By CBSLA Staff

TORRANCE (CBSLA) — First responders at Torrance Memorial received their first dose of the Pfizer coronavirus vaccine during an event on Saturday, and the co-director of infection control was honored with a hero’s welcome as he sat down to become the first person to get the vaccine there.

Torrance Memorial plans to vaccinate 2,000 workers before the end of December.

Dr. David Rand, the Torrance Memorial Co-Director of Infection Control, said giving it to the front line workforce first will help healthcare teams properly take care of patients.

“Hopefully for us, it allows us to be able to take care of people without having that fear in the back of our minds that we’re gonna be getting Covid and just allows us to take care of people that much better,” Rand said.

It was a much-needed boost as healthcare workers are facing a local surge that some have said threatens to make L.A. County the epicenter of the pandemic in the U.S.

California is scrambling to get doses to healthcare workers and now Moderna, another promising vaccine, is poised to help.

After getting FDA approval on Friday for emergency use of its vaccine, Moderna started shipping and the first doses should arrive to healthcare providers on Monday.

State leaders are expecting 672,600 doses of the Moderna vaccine in California by the end of the month.

While the vaccines could mean things are moving in the right direction, doctors say Americans still have a part to play in slowing the spread of coronavirus.

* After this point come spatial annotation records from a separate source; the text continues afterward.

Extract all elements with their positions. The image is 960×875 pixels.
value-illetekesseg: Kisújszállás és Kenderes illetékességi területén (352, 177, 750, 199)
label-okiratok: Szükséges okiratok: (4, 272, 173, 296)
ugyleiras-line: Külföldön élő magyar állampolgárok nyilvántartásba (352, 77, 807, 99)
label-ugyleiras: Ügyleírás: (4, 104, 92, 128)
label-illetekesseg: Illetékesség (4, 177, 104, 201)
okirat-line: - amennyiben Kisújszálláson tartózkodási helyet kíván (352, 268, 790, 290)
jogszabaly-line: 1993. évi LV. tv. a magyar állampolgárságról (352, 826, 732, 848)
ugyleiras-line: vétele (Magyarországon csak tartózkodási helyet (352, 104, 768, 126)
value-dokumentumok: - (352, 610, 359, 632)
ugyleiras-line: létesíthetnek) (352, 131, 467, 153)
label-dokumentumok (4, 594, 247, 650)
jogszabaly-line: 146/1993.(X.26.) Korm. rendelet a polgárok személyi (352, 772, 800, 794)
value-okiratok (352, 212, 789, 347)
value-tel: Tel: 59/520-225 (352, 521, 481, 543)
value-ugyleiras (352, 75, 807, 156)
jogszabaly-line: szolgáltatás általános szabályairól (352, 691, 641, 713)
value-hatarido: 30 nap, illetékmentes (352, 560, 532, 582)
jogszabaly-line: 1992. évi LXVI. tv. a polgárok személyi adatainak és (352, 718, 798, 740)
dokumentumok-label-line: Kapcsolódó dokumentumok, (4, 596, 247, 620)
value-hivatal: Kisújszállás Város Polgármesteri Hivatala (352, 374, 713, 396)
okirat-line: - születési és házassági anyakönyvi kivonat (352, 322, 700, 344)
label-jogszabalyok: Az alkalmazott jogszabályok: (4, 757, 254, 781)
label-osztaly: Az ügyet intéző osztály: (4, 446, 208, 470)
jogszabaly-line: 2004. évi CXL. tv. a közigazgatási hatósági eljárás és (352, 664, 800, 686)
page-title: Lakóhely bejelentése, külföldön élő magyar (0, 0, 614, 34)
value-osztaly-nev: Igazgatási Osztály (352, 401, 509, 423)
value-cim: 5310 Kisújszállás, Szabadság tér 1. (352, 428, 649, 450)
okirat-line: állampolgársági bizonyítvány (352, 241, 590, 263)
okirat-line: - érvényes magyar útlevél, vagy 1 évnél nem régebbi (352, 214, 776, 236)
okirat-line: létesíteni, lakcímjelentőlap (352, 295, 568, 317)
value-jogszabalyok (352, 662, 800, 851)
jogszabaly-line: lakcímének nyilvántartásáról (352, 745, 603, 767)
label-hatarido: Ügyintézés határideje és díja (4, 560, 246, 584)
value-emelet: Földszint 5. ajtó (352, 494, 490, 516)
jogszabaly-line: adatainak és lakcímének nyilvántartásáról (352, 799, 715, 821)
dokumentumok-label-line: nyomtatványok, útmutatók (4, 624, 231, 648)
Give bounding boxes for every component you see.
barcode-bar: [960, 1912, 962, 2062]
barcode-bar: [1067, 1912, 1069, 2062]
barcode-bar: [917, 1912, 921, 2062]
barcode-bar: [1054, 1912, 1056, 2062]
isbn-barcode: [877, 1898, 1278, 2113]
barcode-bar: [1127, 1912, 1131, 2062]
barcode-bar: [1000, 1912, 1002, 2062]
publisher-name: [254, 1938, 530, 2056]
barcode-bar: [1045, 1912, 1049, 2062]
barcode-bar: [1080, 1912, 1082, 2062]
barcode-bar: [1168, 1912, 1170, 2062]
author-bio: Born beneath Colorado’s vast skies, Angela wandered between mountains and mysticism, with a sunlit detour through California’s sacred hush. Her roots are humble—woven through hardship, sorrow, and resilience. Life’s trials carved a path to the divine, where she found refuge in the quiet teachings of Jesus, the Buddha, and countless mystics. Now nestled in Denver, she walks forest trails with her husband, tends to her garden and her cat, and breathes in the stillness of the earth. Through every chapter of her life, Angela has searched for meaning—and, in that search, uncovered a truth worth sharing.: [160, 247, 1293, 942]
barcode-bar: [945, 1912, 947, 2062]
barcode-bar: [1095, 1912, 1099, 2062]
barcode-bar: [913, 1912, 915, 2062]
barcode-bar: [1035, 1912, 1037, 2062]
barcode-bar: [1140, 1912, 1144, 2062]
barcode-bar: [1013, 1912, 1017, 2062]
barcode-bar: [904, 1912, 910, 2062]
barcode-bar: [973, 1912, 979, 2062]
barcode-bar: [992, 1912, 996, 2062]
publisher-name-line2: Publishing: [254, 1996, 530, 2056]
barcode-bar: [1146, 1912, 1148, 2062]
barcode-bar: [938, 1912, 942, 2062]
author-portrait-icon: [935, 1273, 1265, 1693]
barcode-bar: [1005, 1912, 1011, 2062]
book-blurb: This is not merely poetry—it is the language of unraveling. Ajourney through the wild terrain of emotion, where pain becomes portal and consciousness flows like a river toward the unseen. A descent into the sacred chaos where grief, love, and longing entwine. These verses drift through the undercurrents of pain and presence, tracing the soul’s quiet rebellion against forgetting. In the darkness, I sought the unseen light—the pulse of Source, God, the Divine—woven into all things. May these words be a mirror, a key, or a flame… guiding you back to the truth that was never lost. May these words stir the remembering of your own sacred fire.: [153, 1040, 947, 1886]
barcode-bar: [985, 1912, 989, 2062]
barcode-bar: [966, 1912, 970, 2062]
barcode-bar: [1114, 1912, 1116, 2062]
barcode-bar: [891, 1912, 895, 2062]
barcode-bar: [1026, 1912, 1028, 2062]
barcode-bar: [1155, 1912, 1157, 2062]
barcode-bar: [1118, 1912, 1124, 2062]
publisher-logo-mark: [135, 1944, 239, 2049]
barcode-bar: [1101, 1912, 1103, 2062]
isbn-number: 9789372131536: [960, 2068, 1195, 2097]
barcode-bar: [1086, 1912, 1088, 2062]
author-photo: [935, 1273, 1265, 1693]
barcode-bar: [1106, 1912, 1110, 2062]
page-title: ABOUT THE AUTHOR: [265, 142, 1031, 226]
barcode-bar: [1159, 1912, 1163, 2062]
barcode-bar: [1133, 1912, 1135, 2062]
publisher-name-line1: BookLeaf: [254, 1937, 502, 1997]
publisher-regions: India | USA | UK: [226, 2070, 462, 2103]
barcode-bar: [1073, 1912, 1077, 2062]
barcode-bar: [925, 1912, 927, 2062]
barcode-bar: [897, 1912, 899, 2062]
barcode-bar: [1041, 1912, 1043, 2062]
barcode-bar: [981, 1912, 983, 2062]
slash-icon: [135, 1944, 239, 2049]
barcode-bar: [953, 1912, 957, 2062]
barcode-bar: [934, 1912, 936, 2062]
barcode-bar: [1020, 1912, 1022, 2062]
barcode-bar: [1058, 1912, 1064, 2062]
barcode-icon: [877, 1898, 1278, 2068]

With people traveling and gathering next week for Christmas, officials are concerned cases and hospitalizations will continue to rise.

“It has the potential to be devastating,” Rand said. “There is light at the end of the tunnel and this is it, but we’re still in the tunnel and the tunnel is long.”

This week, California leaders realized they got 233,000 doses of the Pfizer vaccine instead of the 393,000 expected. Other states reported similar findings, to which officials chalked up to a “miscommunication” about the number of doses being delivered.

California Gov. Newsom says with both the Pfizer and Moderna vaccines, the state hopes to have more than 2 million total doses by the end of the year, which are expected to go first to front line workers, those at nursing facilities and long-term care staff and residents.